On the sidewalk, a woman twice Joly’s weight is wrestling with her umbrella and losing the contest. But there! Down at the end of the block—Joly! Staggering into the wind. Ben’s stomach slackens; he jumps up, brushes crumbs and beard dandruff off his shirt and rushes to meet her at the door.
“I’m afraid … there’s no food,” he announces, hanging her red raincoat over the banister to dry. “Or TV. Or power of any kind.”
“Oh,” Joly says, rainwater dripping from her hair and face.
He can’t tell from her tone if she’s disappointed or merely spent from the trek through the storm. “I can rustle us up something to graze on. But the coq … the noble bird is already back in the fridge.”
A thorough scouring of the pantry shelves and the fridge turns up an adequate spread of snackables—bagels stolen from the pit, sandwich bread, discount deli meat, a tin of corned beef, humus, and a variety of cheeses and pickles. They bring the spread into the living room and set it on the coffee table, where Joly, much quieter than usual, gets in on the Jenga game.
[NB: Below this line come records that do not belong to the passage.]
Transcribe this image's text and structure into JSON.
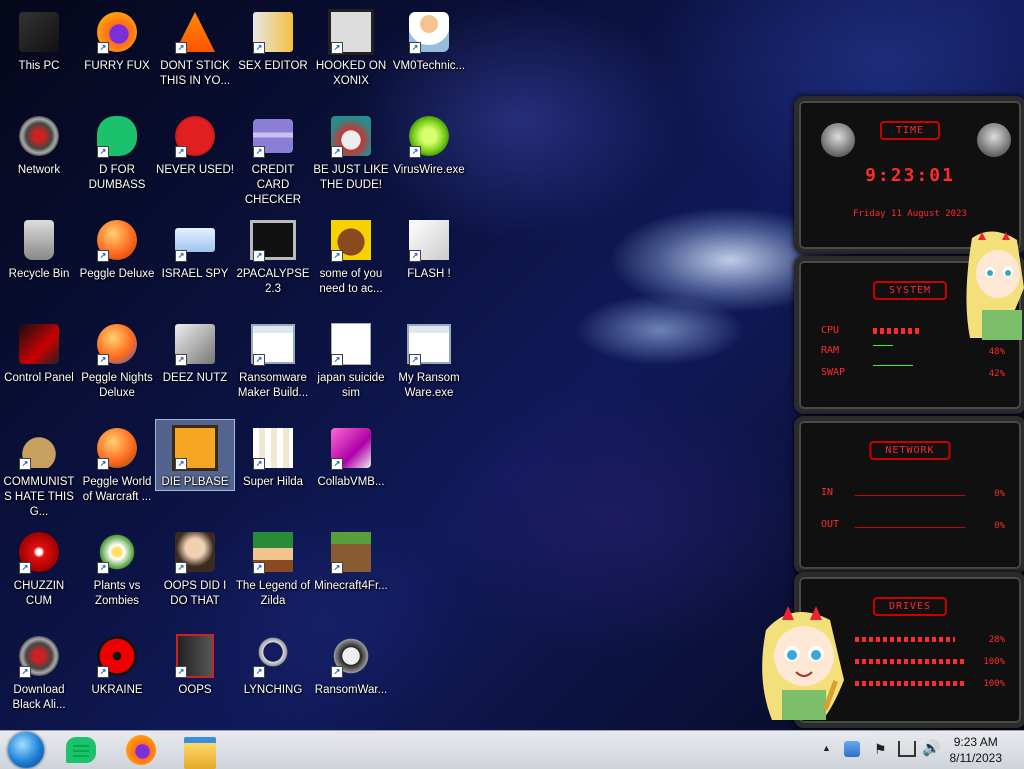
{
  "icons": [
    {
      "label": "This PC",
      "col": 0,
      "row": 0,
      "icon": "this-pc-icon"
    },
    {
      "label": "FURRY FUX",
      "col": 1,
      "row": 0,
      "icon": "firefox-icon"
    },
    {
      "label": "DONT STICK THIS IN YO...",
      "col": 2,
      "row": 0,
      "icon": "vlc-cone-icon"
    },
    {
      "label": "SEX EDITOR",
      "col": 3,
      "row": 0,
      "icon": "hxd-icon"
    },
    {
      "label": "HOOKED ON XONIX",
      "col": 4,
      "row": 0,
      "icon": "xonix-icon"
    },
    {
      "label": "VM0Technic...",
      "col": 5,
      "row": 0,
      "icon": "doctor-icon"
    },
    {
      "label": "Network",
      "col": 0,
      "row": 1,
      "icon": "alien-network-icon"
    },
    {
      "label": "D FOR DUMBASS",
      "col": 1,
      "row": 1,
      "icon": "d-app-icon"
    },
    {
      "label": "NEVER USED!",
      "col": 2,
      "row": 1,
      "icon": "dev-cpp-icon"
    },
    {
      "label": "CREDIT CARD CHECKER",
      "col": 3,
      "row": 1,
      "icon": "credit-card-icon"
    },
    {
      "label": "BE JUST LIKE THE DUDE!",
      "col": 4,
      "row": 1,
      "icon": "santa-icon"
    },
    {
      "label": "VirusWire.exe",
      "col": 5,
      "row": 1,
      "icon": "lime-icon"
    },
    {
      "label": "Recycle Bin",
      "col": 0,
      "row": 2,
      "icon": "recycle-bin-icon"
    },
    {
      "label": "Peggle Deluxe",
      "col": 1,
      "row": 2,
      "icon": "peggle-icon"
    },
    {
      "label": "ISRAEL SPY",
      "col": 2,
      "row": 2,
      "icon": "network-share-icon"
    },
    {
      "label": "2PACALYPSE 2.3",
      "col": 3,
      "row": 2,
      "icon": "terminal-icon"
    },
    {
      "label": "some of you need to ac...",
      "col": 4,
      "row": 2,
      "icon": "dog-icon"
    },
    {
      "label": "FLASH !",
      "col": 5,
      "row": 2,
      "icon": "flash-icon"
    },
    {
      "label": "Control Panel",
      "col": 0,
      "row": 3,
      "icon": "control-panel-icon"
    },
    {
      "label": "Peggle Nights Deluxe",
      "col": 1,
      "row": 3,
      "icon": "peggle-nights-icon"
    },
    {
      "label": "DEEZ NUTZ",
      "col": 2,
      "row": 3,
      "icon": "stack-windows-icon"
    },
    {
      "label": "Ransomware Maker Build...",
      "col": 3,
      "row": 3,
      "icon": "window-app-icon"
    },
    {
      "label": "japan suicide sim",
      "col": 4,
      "row": 3,
      "icon": "document-icon"
    },
    {
      "label": "My Ransom Ware.exe",
      "col": 5,
      "row": 3,
      "icon": "window-app-icon"
    },
    {
      "label": "COMMUNISTS HATE THIS G...",
      "col": 0,
      "row": 4,
      "icon": "money-bag-icon"
    },
    {
      "label": "Peggle World of Warcraft ...",
      "col": 1,
      "row": 4,
      "icon": "peggle-wow-icon"
    },
    {
      "label": "DIE PLBASE",
      "col": 2,
      "row": 4,
      "icon": "dreamweaver-icon",
      "selected": true
    },
    {
      "label": "Super Hilda",
      "col": 3,
      "row": 4,
      "icon": "pixel-hilda-icon"
    },
    {
      "label": "CollabVMB...",
      "col": 4,
      "row": 4,
      "icon": "collabvm-icon"
    },
    {
      "label": "CHUZZIN CUM",
      "col": 0,
      "row": 5,
      "icon": "chuzzle-icon"
    },
    {
      "label": "Plants vs Zombies",
      "col": 1,
      "row": 5,
      "icon": "flower-icon"
    },
    {
      "label": "OOPS DID I DO THAT",
      "col": 2,
      "row": 5,
      "icon": "portrait-icon"
    },
    {
      "label": "The Legend of Zilda",
      "col": 3,
      "row": 5,
      "icon": "zelda-icon"
    },
    {
      "label": "Minecraft4Fr...",
      "col": 4,
      "row": 5,
      "icon": "minecraft-icon"
    },
    {
      "label": "Download Black Ali...",
      "col": 0,
      "row": 6,
      "icon": "alien-icon"
    },
    {
      "label": "UKRAINE",
      "col": 1,
      "row": 6,
      "icon": "radiation-icon"
    },
    {
      "label": "OOPS",
      "col": 2,
      "row": 6,
      "icon": "book-icon"
    },
    {
      "label": "LYNCHING",
      "col": 3,
      "row": 6,
      "icon": "rope-icon"
    },
    {
      "label": "RansomWar...",
      "col": 4,
      "row": 6,
      "icon": "skull-icon"
    }
  ],
  "gadget": {
    "time": {
      "title": "TIME",
      "clock": "9:23:01",
      "date": "Friday 11 August 2023"
    },
    "system": {
      "title": "SYSTEM",
      "cpu_label": "CPU",
      "ram_label": "RAM",
      "swap_label": "SWAP",
      "ram_value": "48%",
      "swap_value": "42%"
    },
    "network": {
      "title": "NETWORK",
      "in_label": "IN",
      "out_label": "OUT",
      "in_value": "0%",
      "out_value": "0%"
    },
    "drives": {
      "title": "DRIVES",
      "values": [
        "28%",
        "100%",
        "100%"
      ]
    }
  },
  "taskbar": {
    "time": "9:23 AM",
    "date": "8/11/2023",
    "pinned": [
      "d-app-icon",
      "firefox-icon",
      "file-explorer-icon"
    ]
  },
  "colors": {
    "accent_red": "#ff2a2a",
    "selection": "#aac8f0"
  }
}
“Say, I liked your story, Joly,” says Marko, delicately placing a Jenga tile on the top of the already-leaning tower.
Joly launches to attention, standing up on her knees, ready for t
he blessing of a compliment. “What story? Which one?”
“That one about the rhino-cum-bureaucrat.”
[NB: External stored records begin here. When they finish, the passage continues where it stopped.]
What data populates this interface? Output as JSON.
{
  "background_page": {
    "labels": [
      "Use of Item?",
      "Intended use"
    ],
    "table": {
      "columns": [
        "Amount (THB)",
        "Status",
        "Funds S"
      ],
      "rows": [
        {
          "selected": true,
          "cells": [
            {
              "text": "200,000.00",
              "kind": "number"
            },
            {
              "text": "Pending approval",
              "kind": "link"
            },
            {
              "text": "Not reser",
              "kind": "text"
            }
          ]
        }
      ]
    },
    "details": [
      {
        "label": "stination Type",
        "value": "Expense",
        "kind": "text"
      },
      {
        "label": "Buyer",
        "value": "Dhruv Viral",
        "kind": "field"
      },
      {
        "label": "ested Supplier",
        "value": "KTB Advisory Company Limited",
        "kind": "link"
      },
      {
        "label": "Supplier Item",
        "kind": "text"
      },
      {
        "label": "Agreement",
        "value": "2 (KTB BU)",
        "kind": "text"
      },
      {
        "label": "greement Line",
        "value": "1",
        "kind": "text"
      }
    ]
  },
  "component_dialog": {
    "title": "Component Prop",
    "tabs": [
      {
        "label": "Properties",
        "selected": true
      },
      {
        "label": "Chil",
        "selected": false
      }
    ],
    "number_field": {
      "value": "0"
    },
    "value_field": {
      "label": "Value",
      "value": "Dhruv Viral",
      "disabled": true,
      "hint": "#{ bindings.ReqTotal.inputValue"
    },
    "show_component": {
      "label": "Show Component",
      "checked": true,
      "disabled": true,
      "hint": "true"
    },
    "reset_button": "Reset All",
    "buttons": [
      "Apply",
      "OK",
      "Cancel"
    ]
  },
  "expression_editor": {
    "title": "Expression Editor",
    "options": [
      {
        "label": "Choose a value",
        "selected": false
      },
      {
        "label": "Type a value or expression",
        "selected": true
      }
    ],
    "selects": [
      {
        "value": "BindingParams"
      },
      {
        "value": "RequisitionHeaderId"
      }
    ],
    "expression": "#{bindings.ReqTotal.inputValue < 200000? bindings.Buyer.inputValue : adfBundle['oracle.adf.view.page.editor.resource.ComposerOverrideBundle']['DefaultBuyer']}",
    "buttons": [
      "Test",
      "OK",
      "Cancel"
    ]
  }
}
“Oh yeah? You liked it? What did you like about it?” The praise turns her fingers to jelly. She topples the structure the moment she touches it.
“You know … it’s funny,” says Marko with a one-shouldered shrug.
“Yeah. It’s funny,” she agrees, and Ben rests a proud paw on her shoulder. Her strange little stories tickle him. Trenchant observations in them all. The woman is underappreciated by this culture of deviant philistines.
During the rebuild of the Jenga tower, a lively mouse hurries along the wall behind the TV. Runkle spots it first and waves at it with his pickle. “They’re everywhere now,” he says. “$800 to leave this dump is starting to look pretty damn good.”
“Mm-hmm,” says Marko.
“Runkle, my brother,” says Ben, “this dump has sheltered you through your darkest days.”
“Yeah yeah.”
“How long is the internet gonna be gone for?” wails Geoffrey at his laptop.
“Expect to see more of all this in the coming years,” Ben says, resting his chin on Joly’s shoulder as she contemplates her next Jenga move. “More storms, more violent weather patterns, more blackouts.” He sweeps an arm at the dark and menacing world outside the windows. “Take it in, my friends. Take it all in. We are living in the twilight of Western civilization.”
AROUND EIGHT, WHEN the light has faded, young Geoffrey and Marko, the basement contingent, spread out blankets and sleeping bags on the living room furniture in case the basement flooding turns severe overnight. Ben leads Joly upstairs by the light of his cellphone. He scrolls the frequencies on his battery-operated radio until he hears classical music—Haydn, if he’s not mistaken—then he settles down beside her on the foam mattress.